Additionally, testosterone levels in male neonates can enhance immune cell activity and cytokine production, modulate inflammatory responses to reduce harmful inflammation, and indirectly support a stronger immune system.51 However, these findings may be influenced by the specific conditions under which the studies were conducted, including the age, health status, and environmental factors affecting the neonates. This study did not evaluate testosterone levels or their impact on neonatal immune responses. The focus was solely on the pro- and anti-inflammatory cytokine responses in term and preterm neonates, with sex as a key differentiator.

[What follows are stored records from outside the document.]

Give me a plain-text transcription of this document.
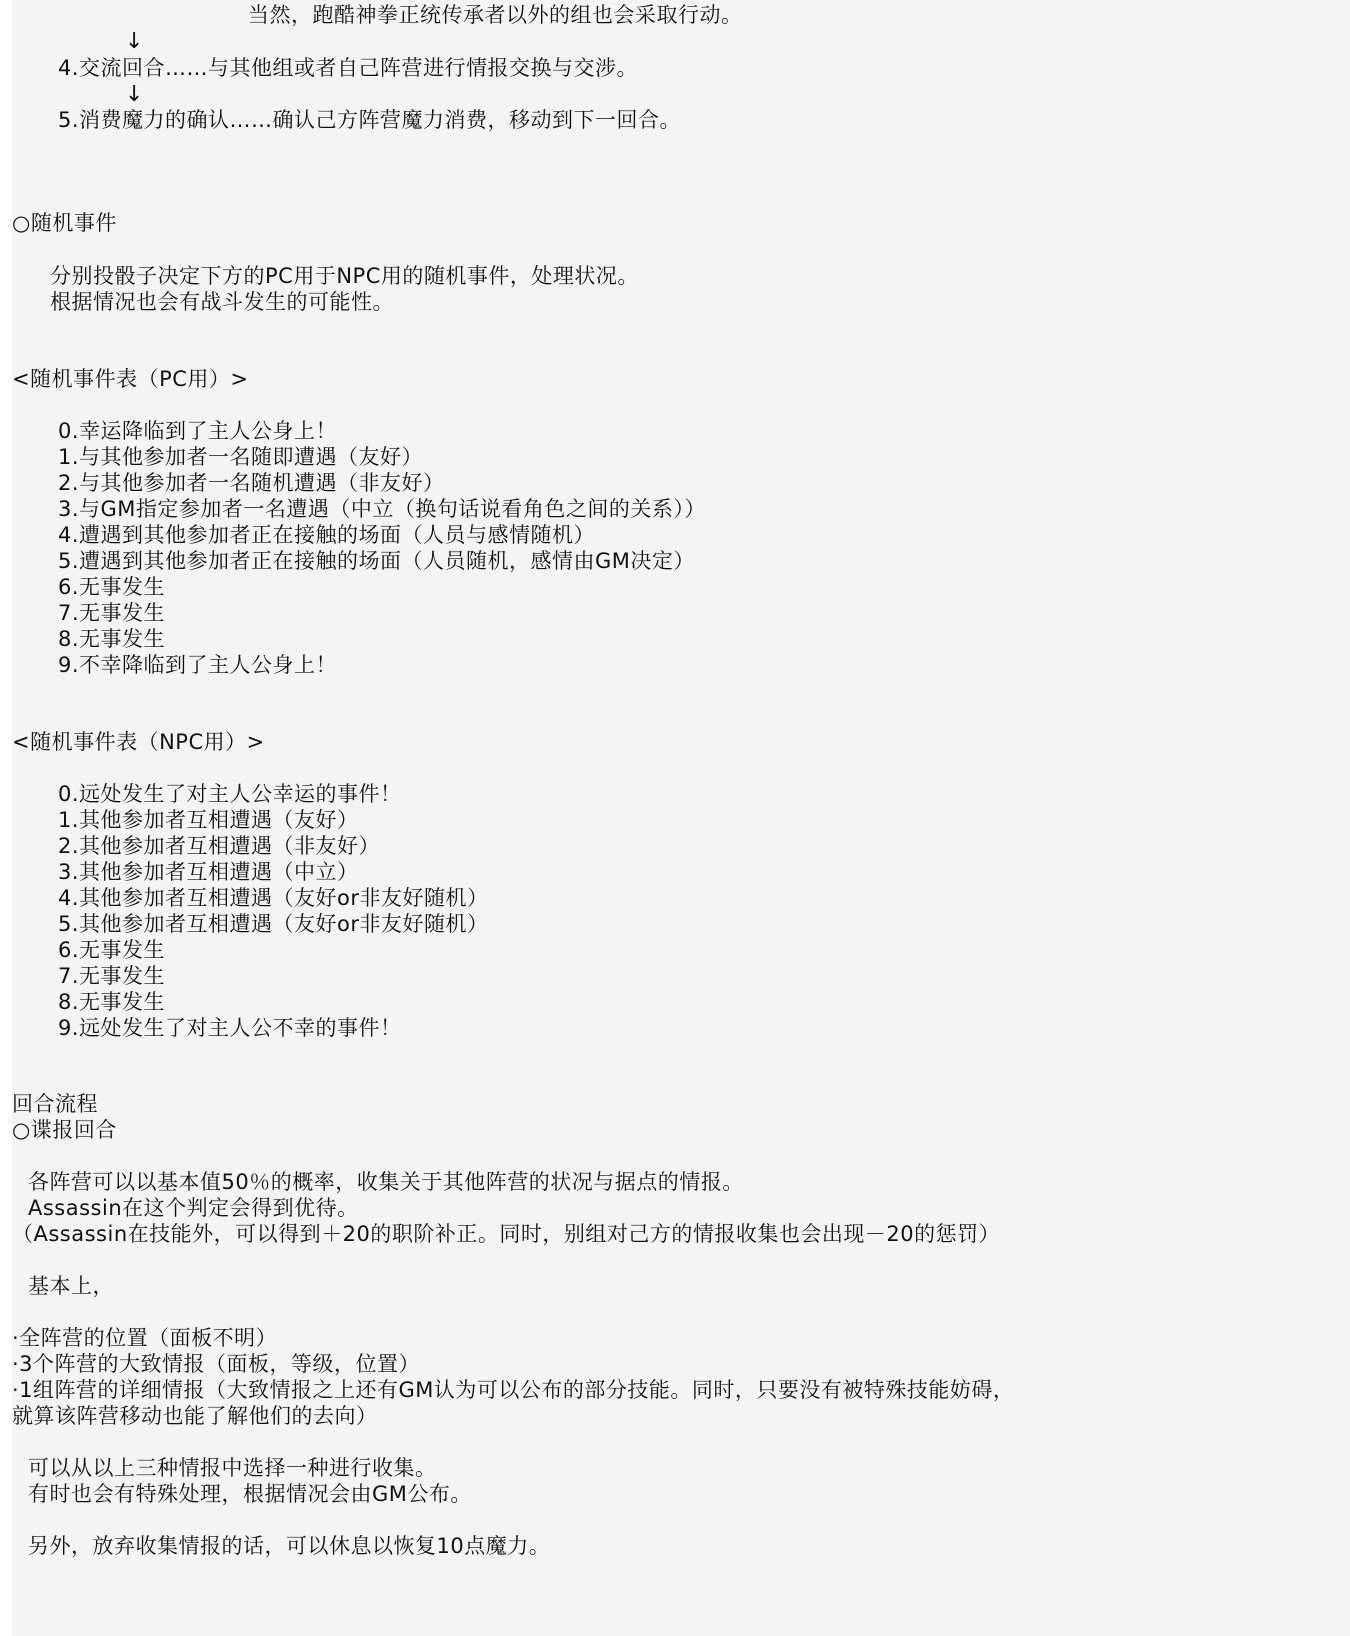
当然，跑酷神拳正统传承者以外的组也会采取行动。
↓
4.交流回合……与其他组或者自己阵营进行情报交换与交涉。
↓
5.消费魔力的确认……确认己方阵营魔力消费，移动到下一回合。
○随机事件
分别投骰子决定下方的PC用于NPC用的随机事件，处理状况。
根据情况也会有战斗发生的可能性。
<随机事件表（PC用）>
0.幸运降临到了主人公身上！
1.与其他参加者一名随即遭遇（友好）
2.与其他参加者一名随机遭遇（非友好）
3.与GM指定参加者一名遭遇（中立（换句话说看角色之间的关系））
4.遭遇到其他参加者正在接触的场面（人员与感情随机）
5.遭遇到其他参加者正在接触的场面（人员随机，感情由GM决定）
6.无事发生
7.无事发生
8.无事发生
9.不幸降临到了主人公身上！
<随机事件表（NPC用）>
0.远处发生了对主人公幸运的事件！
1.其他参加者互相遭遇（友好）
2.其他参加者互相遭遇（非友好）
3.其他参加者互相遭遇（中立）
4.其他参加者互相遭遇（友好or非友好随机）
5.其他参加者互相遭遇（友好or非友好随机）
6.无事发生
7.无事发生
8.无事发生
9.远处发生了对主人公不幸的事件！
回合流程
○谍报回合
各阵营可以以基本值50％的概率，收集关于其他阵营的状况与据点的情报。
Assassin在这个判定会得到优待。
（Assassin在技能外，可以得到＋20的职阶补正。同时，别组对己方的情报收集也会出现－20的惩罚）
基本上，
·全阵营的位置（面板不明）
·3个阵营的大致情报（面板，等级，位置）
·1组阵营的详细情报（大致情报之上还有GM认为可以公布的部分技能。同时，只要没有被特殊技能妨碍，
就算该阵营移动也能了解他们的去向）
可以从以上三种情报中选择一种进行收集。
有时也会有特殊处理，根据情况会由GM公布。
另外，放弃收集情报的话，可以休息以恢复10点魔力。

A limitation of this study is the small sample size, comprising 18 female and 22 male preterm infants. Although a total of 40 preterm infants is relatively large for a study involving neonatal peripheral whole blood, this limits the statistical power, particularly when analysing results by neonatal sex. Consequently, important differences within the cohort may have been overlooked. While cytokines hold significant promise as biomarkers in neonatal sepsis, we have identified notable sex differences in their circulating levels. Previous studies have demonstrated that cytokine profiles of preterm neonates with early-onset sepsis (EOS) and late-onset sepsis (LOS) are distinct,52 as are those of extremely low birth weight (ELBW) neonates with various forms of microbiological sepsis,53 further complicating their application. It has been suggested that circulating cytokine levels may not increase linearly with gestational age,54 and antenatal inflammation can potentially alter cytokine levels in preterm neonates.55 These factors may contribute to the apparent discrepancies in the literature and should be considered in future research.

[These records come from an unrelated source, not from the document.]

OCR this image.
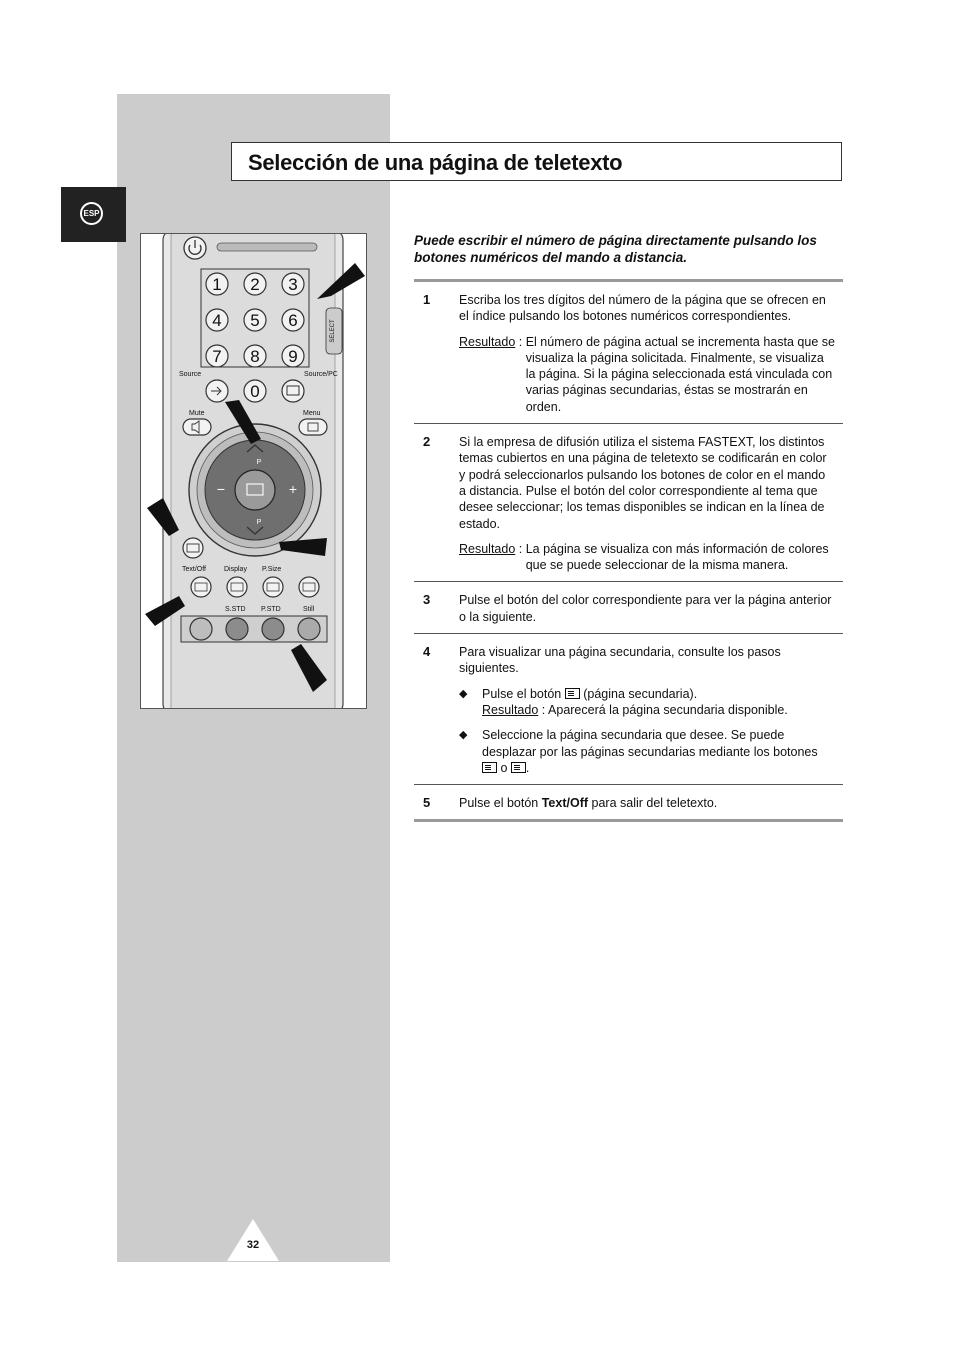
Selección de una página de teletexto
ESP
1 2 3
4 5 6
7 8 9
0
SELECT
Source	Source/PC
Mute	Menu
P
P
−	+
Text/Off	Display P.Size
S.STD P.STD	Still
Puede escribir el número de página directamente pulsando los botones numéricos del mando a distancia.
1 Escriba los tres dígitos del número de la página que se ofrecen en el índice pulsando los botones numéricos correspondientes.

Resultado : El número de página actual se incrementa hasta que se visualiza la página solicitada. Finalmente, se visualiza la página. Si la página seleccionada está vinculada con varias páginas secundarias, éstas se mostrarán en orden.
2 Si la empresa de difusión utiliza el sistema FASTEXT, los distintos temas cubiertos en una página de teletexto se codificarán en color y podrá seleccionarlos pulsando los botones de color en el mando a distancia. Pulse el botón del color correspondiente al tema que desee seleccionar; los temas disponibles se indican en la línea de estado.

Resultado : La página se visualiza con más información de colores que se puede seleccionar de la misma manera.
3 Pulse el botón del color correspondiente para ver la página anterior o la siguiente.

4 Para visualizar una página secundaria, consulte los pasos siguientes.

◆ Pulse el botón (página secundaria).
Resultado : Aparecerá la página secundaria disponible.
◆ Seleccione la página secundaria que desee. Se puede desplazar por las páginas secundarias mediante los botones  o .
5 Pulse el botón Text/Off para salir del teletexto.

32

Our results highlight the immaturity of preterm neonatal cytokine responses and possible sex differences in cytokine expression. E2 and Pg may modulate neonatal immune response early in life. Term female neonates had the highest levels of pro- and anti-inflammatory cytokines following stimulation, reflecting their ability to fight infection while avoiding excessive inflammation. Elevated cytokine responses in term female neonates compared to preterm females may reflect the advantage of increased gestation, while their improved responses compared to male term neonates may represent the effect of sex. There is a need to consider sex when utilising steroids both in terms of dose and timing of these medications and that there are sex-specific effects of these therapeutic interventions.